Both competitive platform and springboard diving involve one or two divers performing spins, twists and somersaults into a pool from a series of heights.
Heights of the boards range from 1m all the way up to 10m.
Not sure how high 10m is? Just imagine two giraffes standing on top of each other… and then diving head first from that height!
Divers need to enter the water as smoothly and cleanly as possible to impress a group of judges who will score the dive – find out more about scoring here.
The difficulty of a dive can vary greatly and depends on a diver’s starting position, body position throughout the dive, and the number and types of rotations or twists performed during the dive.
More about platform and springboard diving
What the difference between platform and springboard diving?
All competitive springboard diving is from flexible ‘bouncy’ boards set at 1m and 3m above the surface of the water. Platform diving is from static platforms set at 5m, 7.5m, and 10m.
However, you won’t see Tom Daley diving from the 5m or 7.5m – all major competitions (such as the Olympic Games and World Championships) use the 10m platform only.
The techniques required for platform and springboard diving are quite different. So the world’s best divers usually compete in either springboard or platform events.

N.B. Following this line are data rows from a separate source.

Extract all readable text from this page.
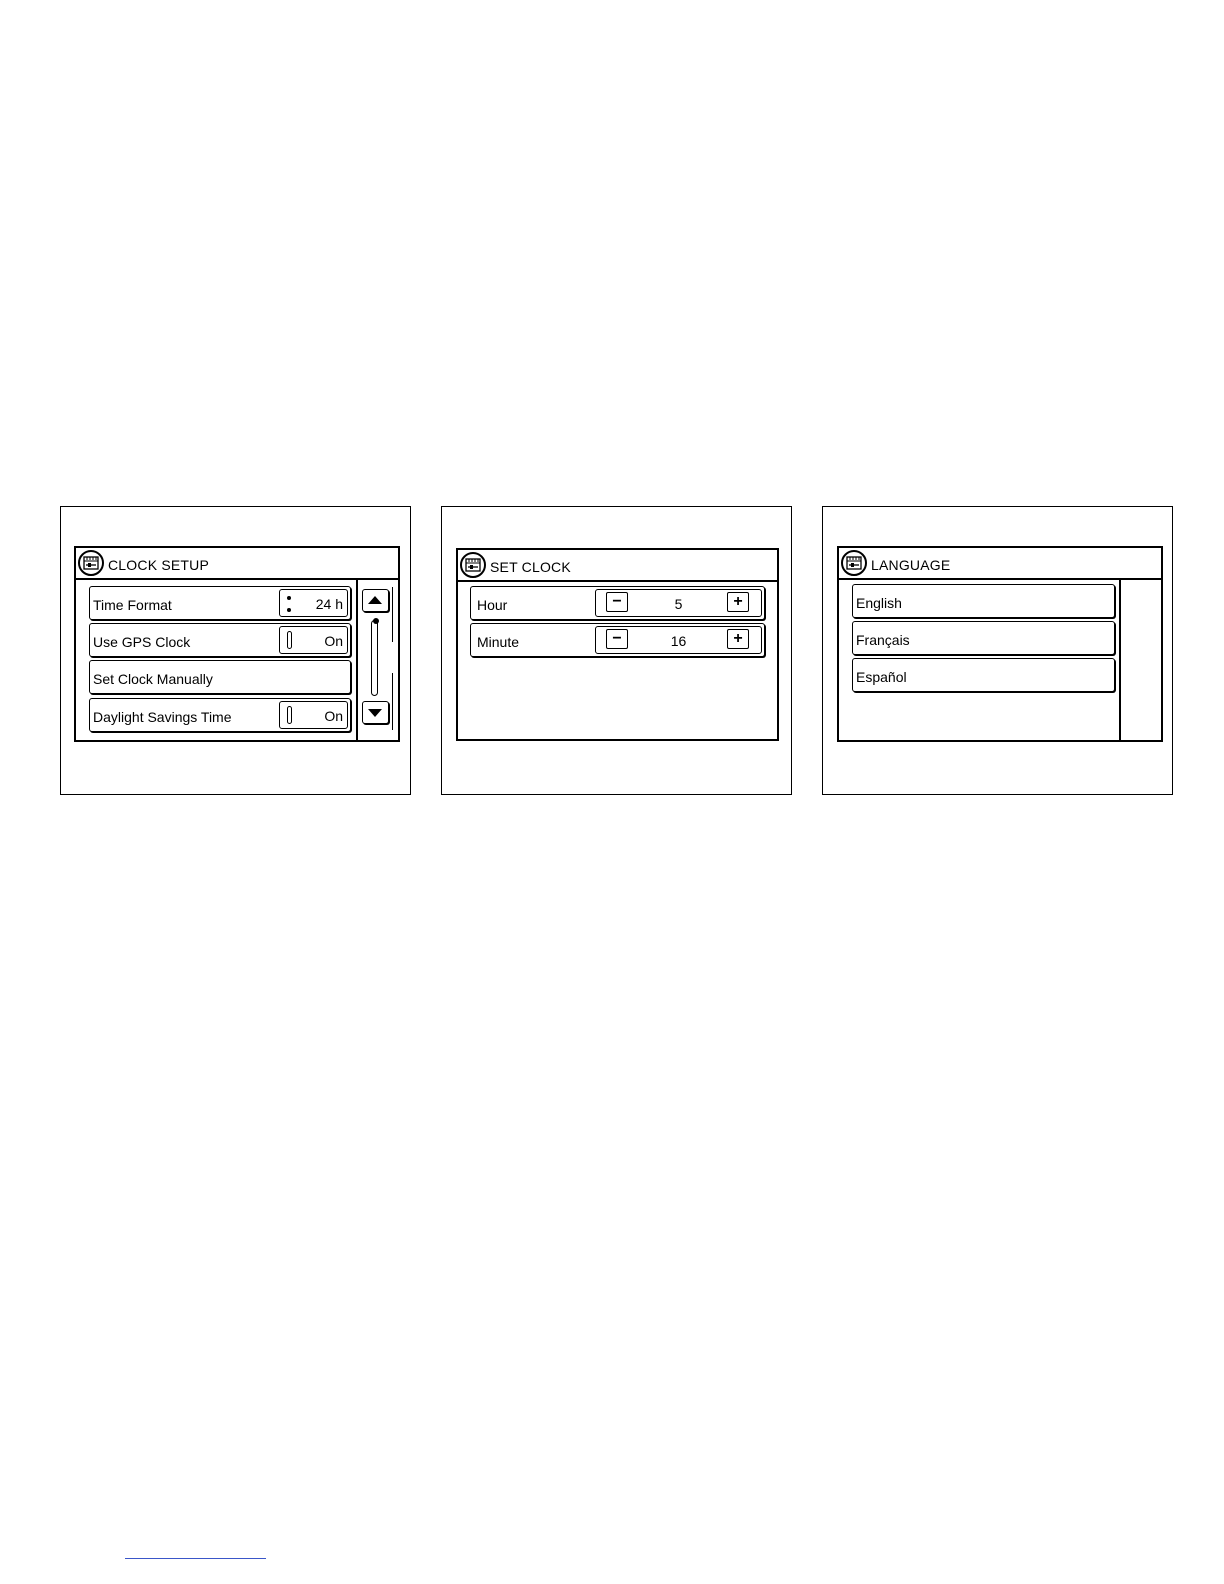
CLOCK SETUP
Time Format	24 h
Use GPS Clock	On
Set Clock Manually
Daylight Savings Time	On
SET CLOCK
Hour	−	5	+
Minute	−	16	+
LANGUAGE
English
Français
Español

How deep is a diving pool?
The depth of a pool depends on the height of platform and springboard diving boards
- Competition pools are usually 5m deep if there is a 10m platform
- Diving pools are 4m deep if there is a 5m platform or 3m springboard.
These are currently the FINA recommended minimum depths but some are deeper. For example, the diving pit in Sheffield’s Ponds Forge is 5.85m deep.
What is a diving tower?
A tower is a diving platform structure that can hold as many as five levels of board: 1m, 3m, 5m, 7.5m and 10m.
Competitions are only held on the 5m, 7.5m and 10m platforms. The 1m and 3m platforms are used for training and practice.
Fascinating facts about diving
- The fulcrum or ‘wheel’ on a springboard is adjusted to control the amount of spring the diver gets from the board.
- The word ‘rip’ originates from the sound that is made when a diver enters the water without making a splash.
- During practice, a bubble machine produces air bubbles in the water to decrease the surface tension of the water, cushioning impact for the diver when learning new skills.
- The bubbles are also important for divers to gauge how far from the water they are during spins and somersaults.